Farron has recently recanted to a Christian radio station, Premier, saying he should have answered “yes.”
“The thing is, you can’t argue people into a relationship with God.” – Gavin Ashenden
In the wake of the Farron turn-around, London talkback host Ian Dale asked Gavin Ashenden, missionary bishop and former chaplain to the Queen: “So, what is sin to you?”
“Sin is the distance between us and God,” responded Ashenden, who went on to provide brief and compelling answers to questions about sin.
“It is not that different from having a human lover. You want to be close and intimate. You want to do things that please him. You don’t want to do things that drive you apart and leave you lonely and broken.”

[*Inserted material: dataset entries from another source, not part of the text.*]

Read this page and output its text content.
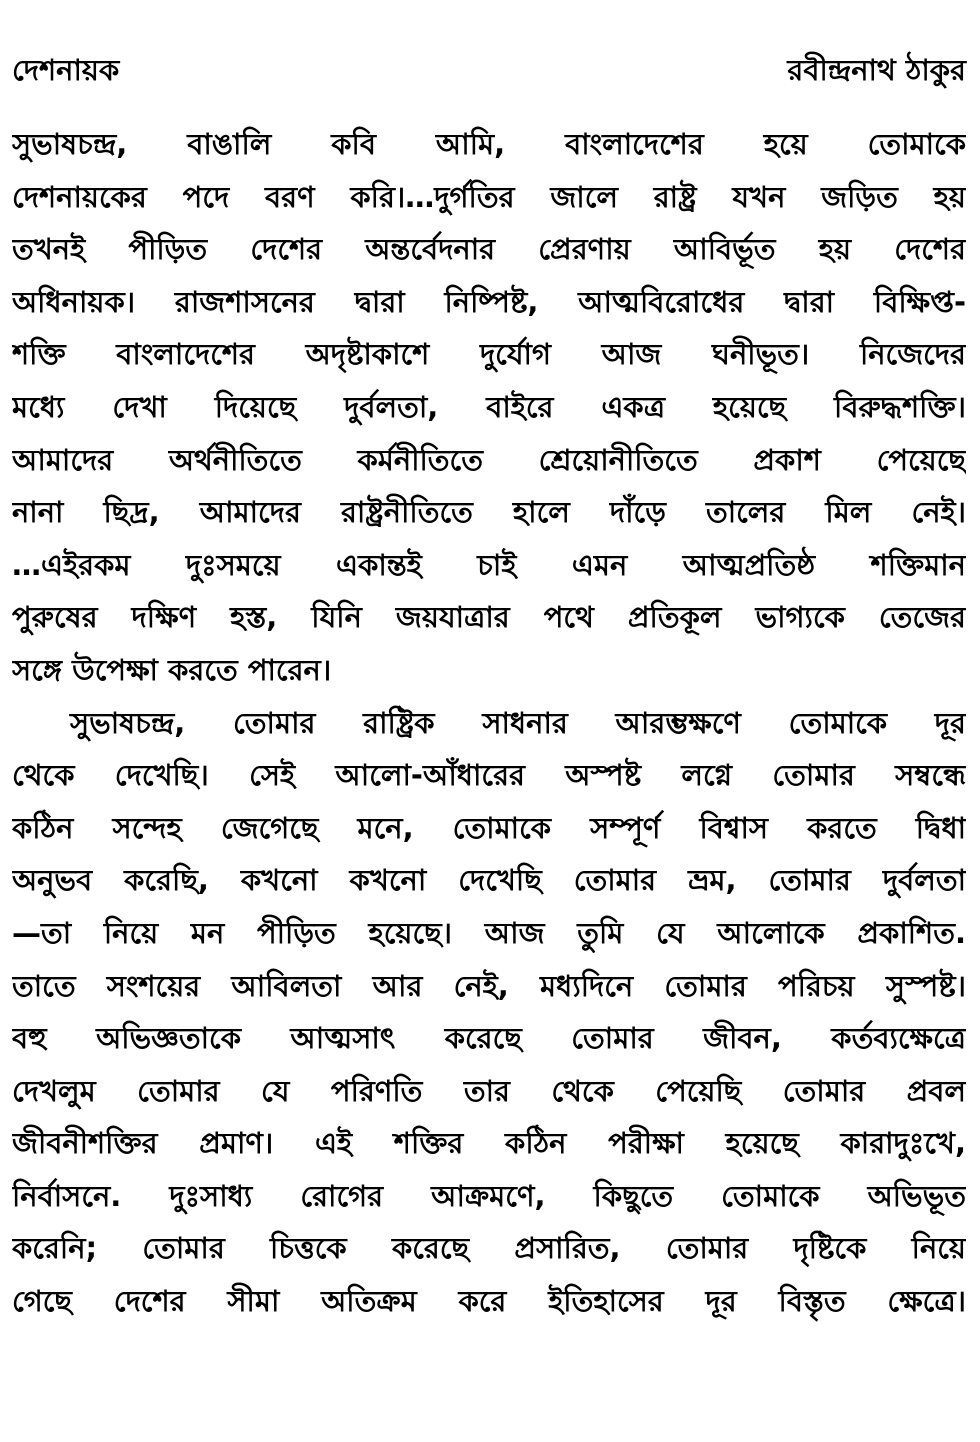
দেশনায়ক	রবীন্দ্রনাথ ঠাকুর
সুভাষচন্দ্র, বাঙালি কবি আমি, বাংলাদেশের হয়ে তোমাকে
দেশনায়কের পদে বরণ করি।…দুর্গতির জালে রাষ্ট্র যখন জড়িত হয়
তখনই পীড়িত দেশের অন্তর্বেদনার প্রেরণায় আবির্ভূত হয় দেশের
অধিনায়ক। রাজশাসনের দ্বারা নিষ্পিষ্ট, আত্মবিরোধের দ্বারা বিক্ষিপ্ত-
শক্তি বাংলাদেশের অদৃষ্টাকাশে দুর্যোগ আজ ঘনীভূত। নিজেদের
মধ্যে দেখা দিয়েছে দুর্বলতা, বাইরে একত্র হয়েছে বিরুদ্ধশক্তি।
আমাদের অর্থনীতিতে কর্মনীতিতে শ্রেয়োনীতিতে প্রকাশ পেয়েছে
নানা ছিদ্র, আমাদের রাষ্ট্রনীতিতে হালে দাঁড়ে তালের মিল নেই।
…এইরকম দুঃসময়ে একান্তই চাই এমন আত্মপ্রতিষ্ঠ শক্তিমান
পুরুষের দক্ষিণ হস্ত, যিনি জয়যাত্রার পথে প্রতিকূল ভাগ্যকে তেজের
সঙ্গে উপেক্ষা করতে পারেন।
সুভাষচন্দ্র, তোমার রাষ্ট্রিক সাধনার আরম্ভক্ষণে তোমাকে দূর
থেকে দেখেছি। সেই আলো-আঁধারের অস্পষ্ট লগ্নে তোমার সম্বন্ধে
কঠিন সন্দেহ জেগেছে মনে, তোমাকে সম্পূর্ণ বিশ্বাস করতে দ্বিধা
অনুভব করেছি, কখনো কখনো দেখেছি তোমার ভ্রম, তোমার দুর্বলতা
—তা নিয়ে মন পীড়িত হয়েছে। আজ তুমি যে আলোকে প্রকাশিত.
তাতে সংশয়ের আবিলতা আর নেই, মধ্যদিনে তোমার পরিচয় সুস্পষ্ট।
বহু অভিজ্ঞতাকে আত্মসাৎ করেছে তোমার জীবন, কর্তব্যক্ষেত্রে
দেখলুম তোমার যে পরিণতি তার থেকে পেয়েছি তোমার প্রবল
জীবনীশক্তির প্রমাণ। এই শক্তির কঠিন পরীক্ষা হয়েছে কারাদুঃখে,
নির্বাসনে. দুঃসাধ্য রোগের আক্রমণে, কিছুতে তোমাকে অভিভূত
করেনি; তোমার চিত্তকে করেছে প্রসারিত, তোমার দৃষ্টিকে নিয়ে
গেছে দেশের সীমা অতিক্রম করে ইতিহাসের দূর বিস্তৃত ক্ষেত্রে।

Dale responded: “I am not a religious person. I don’t feel broken or unforgiven. Or particularly sinful.” The talkback host suggested it was Ashenden’s job as a missionary to persuade him that he was sinful.
Ashenden replied: “The thing is, you can’t argue people into a relationship with God. I spent 25 years at a university. I love arguing and I am happy to do it. But I notice that [coming to God] is not something that you can just do cerebrally or rationally … Essentially there comes a moment – sometimes suffering brings it on, sometimes death does, sometimes a moment of self-realisation when we look in the mirror and think ‘actually I am not everything I thought I was.’ And at that moment, we want something more in our lives. That’s the point where one can have a conversation and say, ‘would you like to grow closer to God?’ or ‘are you finding this distance hurting you?’”
All the media #hashtag stuff is about secular sin.
Secularists believe in sin too, Ashenden said. To make this point he used the example of the #MeToo movement, of women shaming men for sexual behaviours and crimes.
Ashenden: “I think secularism is a religion as well. I don’t buy the distinction between religion and secularism. For example, look at the global wars we have had recently. [Talking about the #MeToo campaign.] All the media #hashtag stuff is about secular sin.”
“It is about branding people as wrong-doers, sinners, outcasts, untouchables. It is exactly the same. It is just setting it in a secular sexual politics process.”
Sin is not linked to religion alone, explained Ashenden. “It is a human appreciation of the problems of alienation when one group of people tell another group of people they are not acceptable. Sometimes people get sin very right and sometimes they get it very badly wrong.”
“God has given us this incredible gift of freedom. This is at the heart of the human dilemma.” – Gavin Ashenden
Dale continued to interview Ashenden about the topic of sin, putting a question to him about why sin is so obviously associated with sex, particularly in the Catholic Church.
“I don’t think it is,” said Ashenden. “I think what has happened is that our society has become so associated with sex. We are an immensely sexualised society. We use sex to sell things all the time. It sells newspapers. It is at the heart of entertainment. Our society has become besotted by sex. And the moment someone says we are not handling it very well, it is not doing our kids any good … society rounds on the critics. ‘Oh you are obsessed with sex.’ ‘No, we are not. You are.’ Our society is obsessed with sex. It is in everything.”
“So I think the boot is on the other foot.”
London talkback host Dale took texts from listeners and put them to Ashenden. One wrote, “Please Ian, can you ask your guest, ‘How can god allow child abuse? Should the church focus on sins like this.’”
Ashenden replied: “God doesn’t allow it. People allow it. God has given us this incredible gift of freedom. This is at the heart of the human dilemma. We would be robots otherwise, programmed to do things.”
“When people do bad things to people, it is people’s fault. And God then says, ‘That is not how I want you to behave, that’s sin.’
“I think the church is exactly right to say [that] where people damage each other, why not turn around and go the other way … and if you do turn around and go the other way, you find forgiveness and a new life.”